We'll cut all the vegetables into about the same size and shape, so that they're relatively uniform in the final dish.
Cut the yellow chives (1 bunch) into 1 inch lengths.
Cut the rehydrated shiitake mushrooms into thin strips.
Cut the king oyster mushroom into thin slices, and then thin strips.
Cut the carrot (1 medium) into thin slices, and then thin strips as well.
You can stabilize the carrot by making one slice along the side, and then setting it onto your cutting board with that cut side down, and it won't roll around as much. Then it'll be safer to cut.
Finally, peel, smash, and mince garlic (1 clove).
Cook noodles
The more boiling water you use in this step, the faster the noodles will cook without soaking up as much water, which is ideal for avoiding soggy noodles.
Pour boiling water, enough to submerge the noodles, into a deep, wide wok that's big enough so that it can fit all the noodles you're cooking, with the stove on high heat. Using boiling water to start helps cut down on the time you spend standing over the stove.
Make sure that the water is at a boil, and put the yee mein noodles (1 lb) in. It'll take about 2 minutes for the noodles to soften and completely loosen up, at which point you can take them out of the wok and let them drain in a colander or strainer.
If you're not going to proceed with stir-frying right away, shock the noodles in cold running water to stop them from cooking further with their own residual heat.
Stir-fry vegetables
Pour the water out from the wok, and dry it to prepare for stir-frying.
Heat the wok on high for 15-30 seconds, then add oil (1 tbsp).
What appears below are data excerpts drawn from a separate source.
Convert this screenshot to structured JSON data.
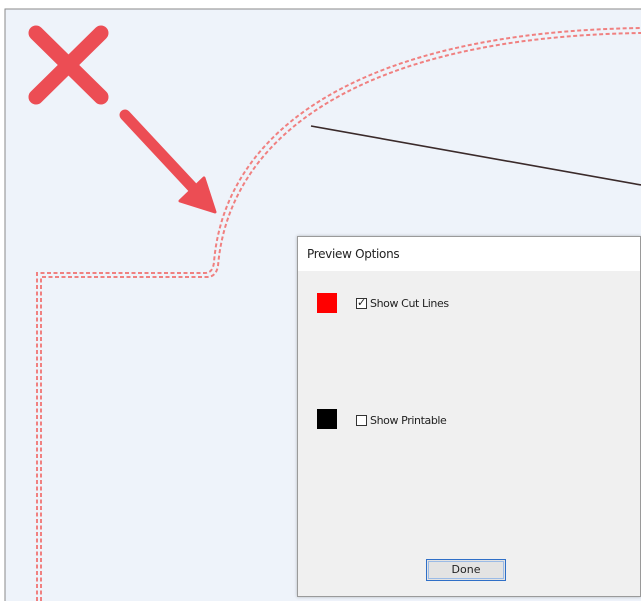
{
  "colors": {
    "background": "#eef3fa",
    "border": "#8a8a8a",
    "cut_line": "#f08080",
    "x_mark": "#ec4d54",
    "arrow": "#ec4d54",
    "leader_line": "#3a2a2a"
  },
  "annotation": {
    "x_mark_icon": "close-icon",
    "arrow_icon": "arrow-down-right-icon"
  },
  "dialog": {
    "title": "Preview Options",
    "options": [
      {
        "label": "Show Cut Lines",
        "checked": true,
        "swatch_color": "#ff0000"
      },
      {
        "label": "Show Printable",
        "checked": false,
        "swatch_color": "#000000"
      }
    ],
    "done_label": "Done"
  }
}
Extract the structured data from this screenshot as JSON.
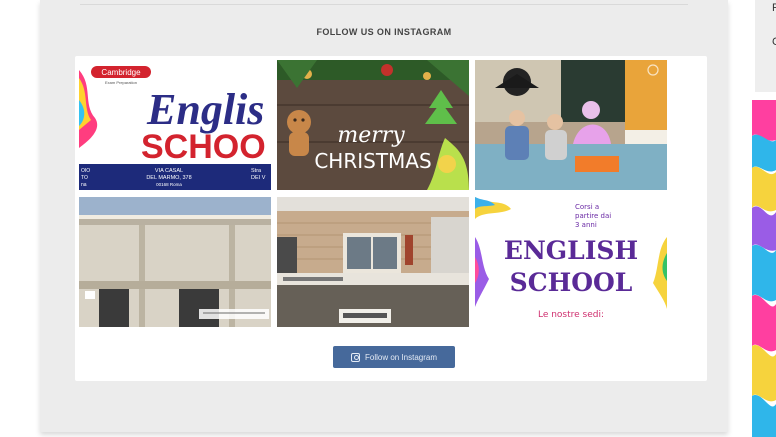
{
  "section": {
    "title": "FOLLOW US ON INSTAGRAM"
  },
  "posts": [
    {
      "badge": "Cambridge",
      "badge_sub": "Exam Preparation",
      "line1": "Englis",
      "line2": "SCHOO",
      "footer_left": [
        "OIO",
        "TO",
        "na"
      ],
      "footer_mid": [
        "VIA CASAL",
        "DEL MARMO, 378",
        "00168 Roma"
      ],
      "footer_right": [
        "Stra",
        "DEI V"
      ]
    },
    {
      "line1": "merry",
      "line2": "CHRISTMAS"
    },
    {},
    {},
    {},
    {
      "top_note": [
        "Corsi a",
        "partire dai",
        "3 anni"
      ],
      "line1": "ENGLISH",
      "line2": "SCHOOL",
      "bottom_note": "Le nostre sedi:"
    }
  ],
  "follow_button": {
    "label": "Follow on Instagram",
    "icon": "instagram-icon"
  },
  "right_panel": {
    "glyph1": "F",
    "glyph2": "C"
  },
  "colors": {
    "accent": "#46699b",
    "card_bg": "#ececec",
    "title": "#444444"
  }
}
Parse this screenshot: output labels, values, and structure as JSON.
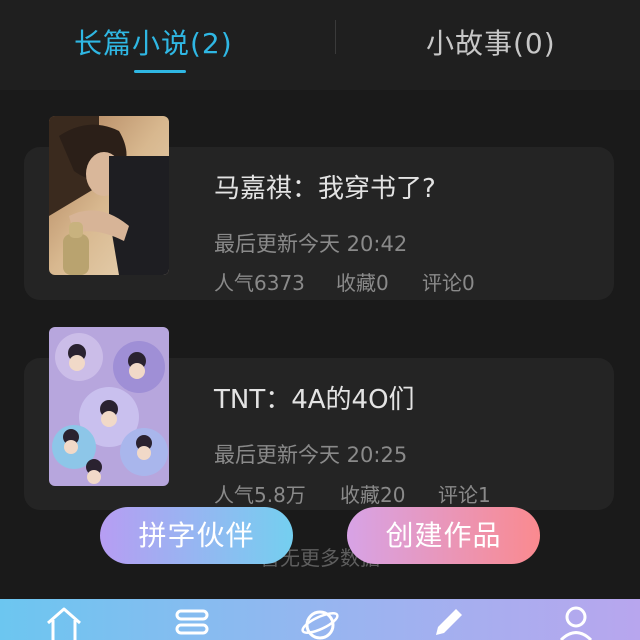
{
  "tabs": [
    {
      "label": "长篇小说(2)",
      "active": true
    },
    {
      "label": "小故事(0)",
      "active": false
    }
  ],
  "works": [
    {
      "title": "马嘉祺：我穿书了?",
      "updated": "最后更新今天 20:42",
      "popularity": "人气6373",
      "favorites": "收藏0",
      "comments": "评论0"
    },
    {
      "title": "TNT：4A的4O们",
      "updated": "最后更新今天 20:25",
      "popularity": "人气5.8万",
      "favorites": "收藏20",
      "comments": "评论1"
    }
  ],
  "footer": {
    "no_more": "暂无更多数据"
  },
  "actions": {
    "partner": "拼字伙伴",
    "create": "创建作品"
  },
  "bottom_nav": {
    "icons": [
      "home-icon",
      "list-icon",
      "planet-icon",
      "pencil-icon",
      "user-icon"
    ]
  },
  "colors": {
    "accent": "#2fb7e3",
    "background": "#1a1a1a",
    "card": "#242424"
  }
}
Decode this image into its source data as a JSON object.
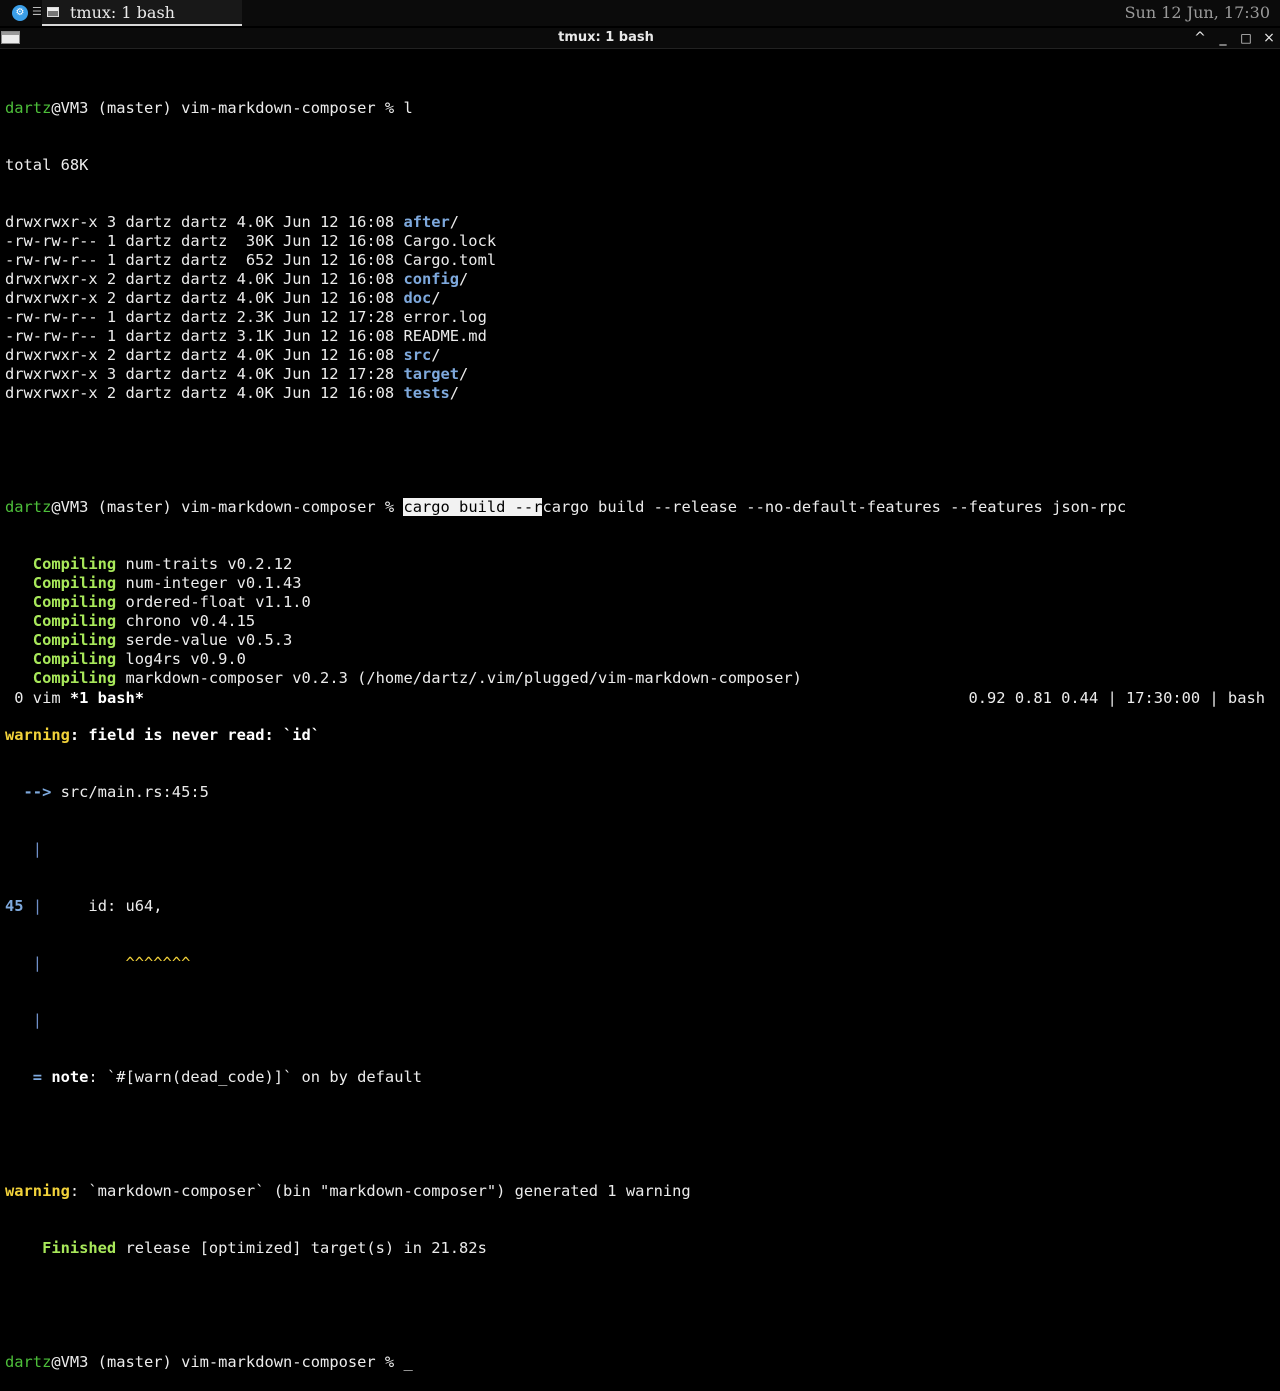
{
  "taskbar": {
    "app_icon": "gear-icon",
    "task_title": "tmux: 1 bash",
    "clock": "Sun 12 Jun, 17:30"
  },
  "window": {
    "title": "tmux: 1 bash",
    "controls": {
      "shade": "^",
      "minimize": "_",
      "maximize": "□",
      "close": "×"
    }
  },
  "terminal": {
    "prompt_user": "dartz",
    "prompt_rest": "@VM3 (master) vim-markdown-composer % ",
    "cmd1": "l",
    "total": "total 68K",
    "listing": [
      {
        "meta": "drwxrwxr-x 3 dartz dartz 4.0K Jun 12 16:08 ",
        "name": "after",
        "dir": true
      },
      {
        "meta": "-rw-rw-r-- 1 dartz dartz  30K Jun 12 16:08 ",
        "name": "Cargo.lock",
        "dir": false
      },
      {
        "meta": "-rw-rw-r-- 1 dartz dartz  652 Jun 12 16:08 ",
        "name": "Cargo.toml",
        "dir": false
      },
      {
        "meta": "drwxrwxr-x 2 dartz dartz 4.0K Jun 12 16:08 ",
        "name": "config",
        "dir": true
      },
      {
        "meta": "drwxrwxr-x 2 dartz dartz 4.0K Jun 12 16:08 ",
        "name": "doc",
        "dir": true
      },
      {
        "meta": "-rw-rw-r-- 1 dartz dartz 2.3K Jun 12 17:28 ",
        "name": "error.log",
        "dir": false
      },
      {
        "meta": "-rw-rw-r-- 1 dartz dartz 3.1K Jun 12 16:08 ",
        "name": "README.md",
        "dir": false
      },
      {
        "meta": "drwxrwxr-x 2 dartz dartz 4.0K Jun 12 16:08 ",
        "name": "src",
        "dir": true
      },
      {
        "meta": "drwxrwxr-x 3 dartz dartz 4.0K Jun 12 17:28 ",
        "name": "target",
        "dir": true
      },
      {
        "meta": "drwxrwxr-x 2 dartz dartz 4.0K Jun 12 16:08 ",
        "name": "tests",
        "dir": true
      }
    ],
    "cmd2_selected": "cargo build --r",
    "cmd2_rest": "cargo build --release --no-default-features --features json-rpc",
    "compiling_label": "   Compiling",
    "compiling": [
      " num-traits v0.2.12",
      " num-integer v0.1.43",
      " ordered-float v1.1.0",
      " chrono v0.4.15",
      " serde-value v0.5.3",
      " log4rs v0.9.0",
      " markdown-composer v0.2.3 (/home/dartz/.vim/plugged/vim-markdown-composer)"
    ],
    "warn_label": "warning",
    "warn1_msg": ": field is never read: `id`",
    "arrow": "  -->",
    "location": " src/main.rs:45:5",
    "gutter": "   |",
    "line_no": "45",
    "line_sep": " |",
    "code": "     id: u64,",
    "carets_pad": "         ",
    "carets": "^^^^^^^",
    "note_eq": "   =",
    "note_label": " note",
    "note_msg": ": `#[warn(dead_code)]` on by default",
    "warn2_msg": ": `markdown-composer` (bin \"markdown-composer\") generated 1 warning",
    "finished_label": "    Finished",
    "finished_msg": " release [optimized] target(s) in 21.82s",
    "final_cursor": "_"
  },
  "statusbar": {
    "left_inactive": " 0 vim ",
    "left_active": "*1 bash*",
    "right": "0.92 0.81 0.44 | 17:30:00 | bash"
  },
  "colors": {
    "background": "#000000",
    "foreground": "#ececec",
    "prompt_user": "#4dbf3a",
    "directory": "#7ea9dd",
    "compiling": "#a8e85a",
    "warning": "#f2d23a"
  }
}
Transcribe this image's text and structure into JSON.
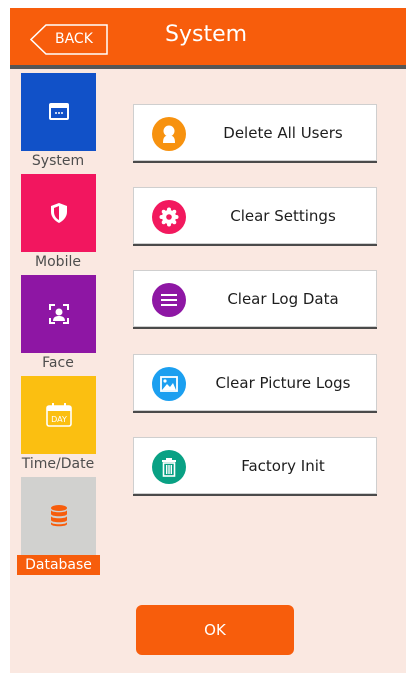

Let it heat the oil for 30-40 seconds, then add the minced garlic and fry for about 10 seconds, so that it's fragrant.
Add the sliced shiitake mushrooms and the sliced king oyster mushrooms, cook for 10 seconds, and then the sliced carrots. Continue cooking for 40-50 seconds.
Add boiling water (0.50 cup) and let the ingredients boil for about a minute.
Add seasoning
Turn off the heat briefly so that we can add our seasonings.
Add vegetarian oyster sauce (2 tsp), light soy sauce (1 tsp), dark soy sauce (1 tsp), sugar (1 tsp), and salt (0.50 tsp).
Mix them in, and have a taste. It'll be easiest to make any adjustments to flavor here while the sauce is still rather brothy, because the noodles are going in next and they'll be soaking up all the sauce. You can continue adjusting the taste later, but it may not be as evenly distributed as adjustments made now.
Add noodles
Add the noodles after the sauce is to your liking, and mix them in. Keep mixing so that the noodles can evenly absorb all of the sauce.
Continue cooking on high heat until the liquid has cooked out, which will take about 2.5 to 3 minutes. When it's ready, the noodles will be saucy, without a pool of liquid at the bottom.
Add sesame oil & yellow chives
Turn the heat down to medium, and add sesame oil (1 tsp) and oil (1 tsp) for that nutty, roasted taste and shine. Then turn the heat off and add the chopped yellow chives.
The residual heat of the noodles is enough to cook the yellow chives while keeping their delicate, aromatic flavor.
Taste test & plate
Taste to adjust the flavors and plate once it's to your taste! This is usually served in a large serving bowl or plate and everyone can take the amount they want.